The trend, dubbed “testosterone maxxing,” encourages young men to consume unregulated testosterone supplements, follow extreme diets of raw meat and garlic, perform intense workouts, and even strike their jaw with small hammers to achieve a more square, masculine appearance. These practices are amplified by influencers like Andrew Tate, indicted in January 2024 on charges of rape, human trafficking, and assault, whose rhetoric frames declining testosterone as a loss of motivation, humor, confidence, and sexual desirability.
A March 2026 study published in Social Science & Medicine analyzed hundreds of social media posts and found that masculinist ideologies actively encourage adolescent boys to supplement testosterone to build exaggerated muscle and enhance sexual performance.

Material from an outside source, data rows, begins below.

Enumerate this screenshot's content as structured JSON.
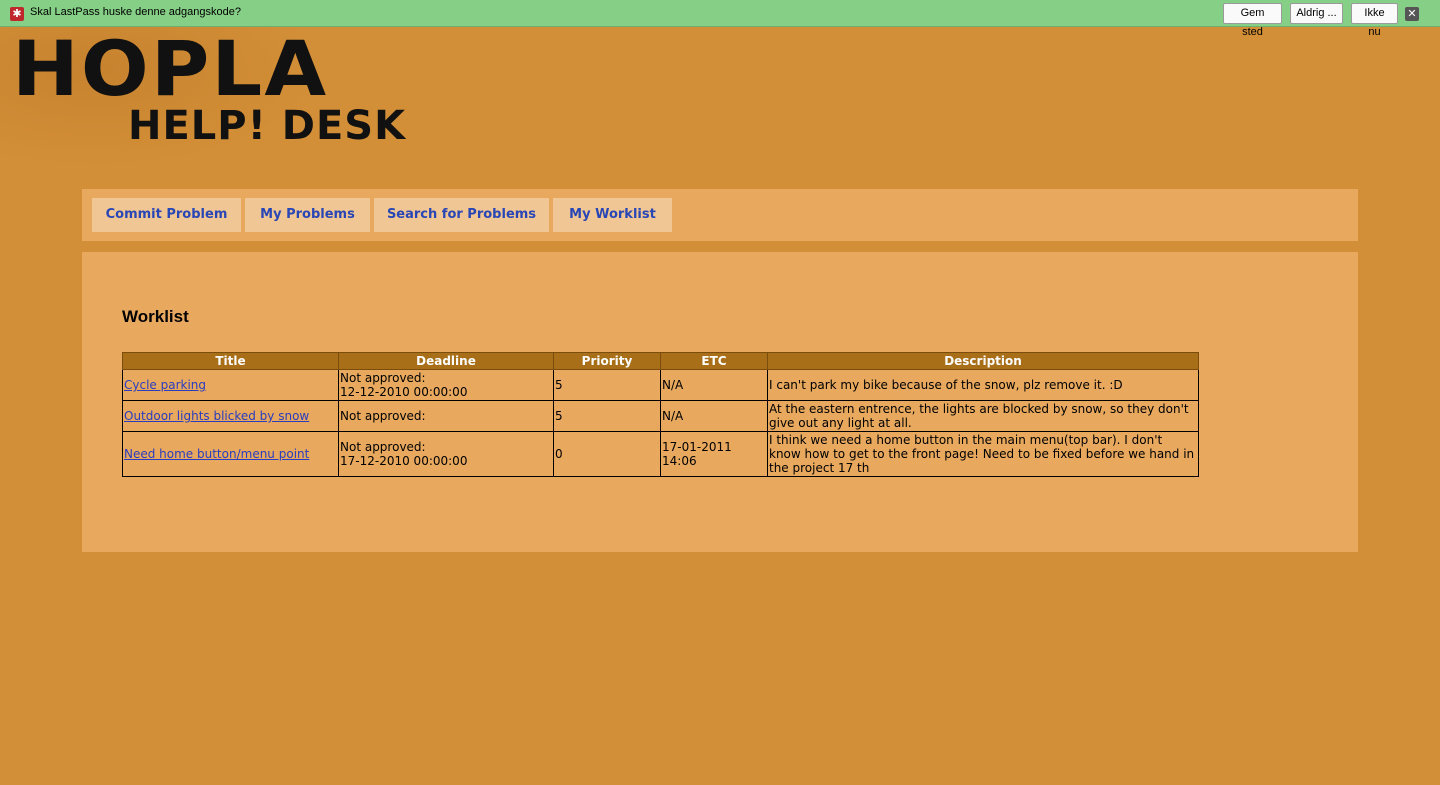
{
  "lastpass": {
    "icon": "asterisk-icon",
    "prompt": "Skal LastPass huske denne adgangskode?",
    "save_label": "Gem sted",
    "never_label": "Aldrig ...",
    "not_now_label": "Ikke nu",
    "close_icon": "close-icon",
    "bar_color": "#86cf86"
  },
  "logo": {
    "main": "HOPLA",
    "sub": "HELP! DESK"
  },
  "menu": {
    "items": [
      {
        "label": "Commit Problem"
      },
      {
        "label": "My Problems"
      },
      {
        "label": "Search for Problems"
      },
      {
        "label": "My Worklist"
      }
    ],
    "link_color": "#2846b5"
  },
  "content": {
    "title": "Worklist",
    "columns": [
      "Title",
      "Deadline",
      "Priority",
      "ETC",
      "Description"
    ],
    "rows": [
      {
        "title": "Cycle parking",
        "deadline_status": "Not approved:",
        "deadline_date": "12-12-2010 00:00:00",
        "priority": "5",
        "etc": "N/A",
        "description": "I can't park my bike because of the snow, plz remove it. :D"
      },
      {
        "title": "Outdoor lights blicked by snow",
        "deadline_status": "Not approved:",
        "deadline_date": "",
        "priority": "5",
        "etc": "N/A",
        "description": "At the eastern entrence, the lights are blocked by snow, so they don't give out any light at all."
      },
      {
        "title": "Need home button/menu point",
        "deadline_status": "Not approved:",
        "deadline_date": "17-12-2010 00:00:00",
        "priority": "0",
        "etc": "17-01-2011 14:06",
        "description": "I think we need a home button in the main menu(top bar). I don't know how to get to the front page! Need to be fixed before we hand in the project 17 th"
      }
    ]
  },
  "colors": {
    "background": "#d38f37",
    "panel": "#e8a95e",
    "header": "#a86f18"
  }
}
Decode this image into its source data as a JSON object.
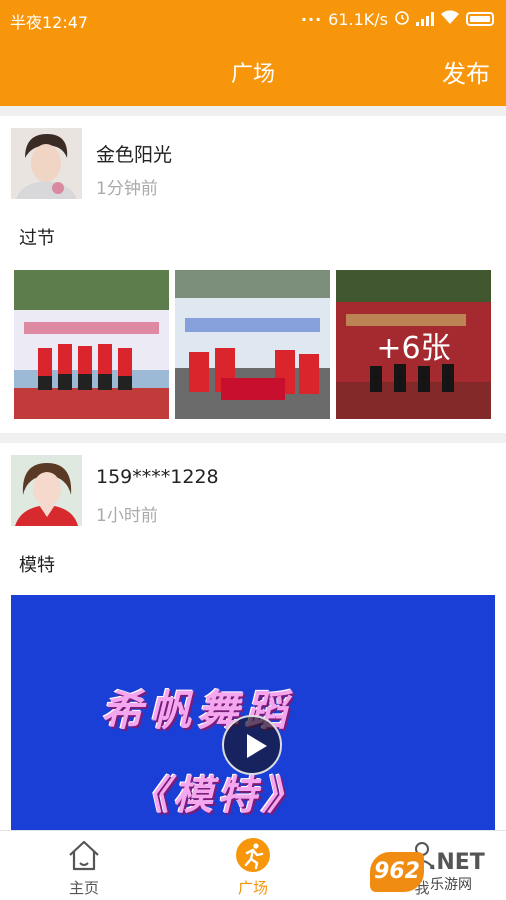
{
  "status": {
    "time": "半夜12:47",
    "dots": "···",
    "speed": "61.1K/s"
  },
  "nav": {
    "title": "广场",
    "publish": "发布"
  },
  "posts": [
    {
      "username": "金色阳光",
      "time": "1分钟前",
      "text": "过节",
      "more_photos": "+6张"
    },
    {
      "username": "159****1228",
      "time": "1小时前",
      "text": "模特",
      "video_title_line1": "希帆舞蹈",
      "video_title_line2": "《模特》"
    }
  ],
  "tabs": [
    {
      "label": "主页",
      "icon": "home-icon",
      "active": false
    },
    {
      "label": "广场",
      "icon": "plaza-icon",
      "active": true
    },
    {
      "label": "我",
      "icon": "profile-icon",
      "active": false
    }
  ],
  "watermark": {
    "badge": "962",
    "net": ".NET",
    "cn": "乐游网"
  },
  "colors": {
    "accent": "#f7950b",
    "video_bg": "#1a3fd6",
    "inactive_tab": "#555555"
  }
}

Researchers noted the content deliberately targets teens experiencing body dissatisfaction during puberty, offering a rigid, reassuring identity framework for those struggling psychologically or facing bullying.
Medical experts warn that non-prescribed testosterone use carries serious health risks, including reduced sperm production, cardiovascular strain, increased risk of acute kidney failure and pulmonary embolism, gynecomastia, and paradoxically, decreased libido and erectile dysfunction — the opposite of the intended effect. These dangers are compounded when products are sourced online without medical oversight.
Parallel to this, a separate viral trend known as “spermaxxing” has emerged on TikTok, where young men film themselves submerging their testicles in ice, consuming raw garlic and maca root, following high-protein diets, and drinking pineapple juice to allegedly improve semen quality. Despite its scientific framing, no credible evidence supports the claim that these practices enhance fertility or masculinity.
Experts observe that spermaxxing primarily attracts adolescents and young adults with no immediate plans for fatherhood. As journalist Flore Cherry notes, the motivation is not fertility but the pursuit of virility, rooted in a distorted interpretation of evolutionary biology that equates semen quality with male strength and attractiveness. This reflects a broader pattern in which real data on declining sperm counts — down over 50% in Western men since 1973, with French men falling from 101 million to 49 million sperm per milliliter — is reinterpreted within masculinist circles as an attack on male identity, demanding individual performance as a response.
The convergence of these trends reveals a deeper psychological shift: young men are seeking control over their bodies and social standing through extreme, self-directed regimens in response to feelings of inadequacy, social pressure, and a lack of stable identity models. Rather than addressing systemic issues or promoting holistic health, these movements offer simplistic, risky solutions wrapped in the language of self-improvement and biological destiny.
What drives teenage boys to experiment with testosterone and spermaxxing trends?
Many adolescent boys turn to these trends during periods of identity formation, especially when experiencing low self-esteem, social isolation, or bullying, seeking a clear, rigid framework for masculinity that promises strength, confidence, and social validation.

Are there any proven health benefits to ice baths for testicles or raw garlic consumption for semen quality?
No scientific evidence supports the claim that testicular ice baths, raw garlic, maca root, or pineapple juice improve sperm quality or male fertility; these practices are rooted in viral trends, not clinical research.
How does the decline in sperm counts relate to the rise of these trends?
While sperm counts have fallen significantly in Western men over the past five decades, masculinist communities reinterpret this decline as a threat to virility, promoting individual optimization tactics rather than addressing broader environmental, lifestyle, or public health factors.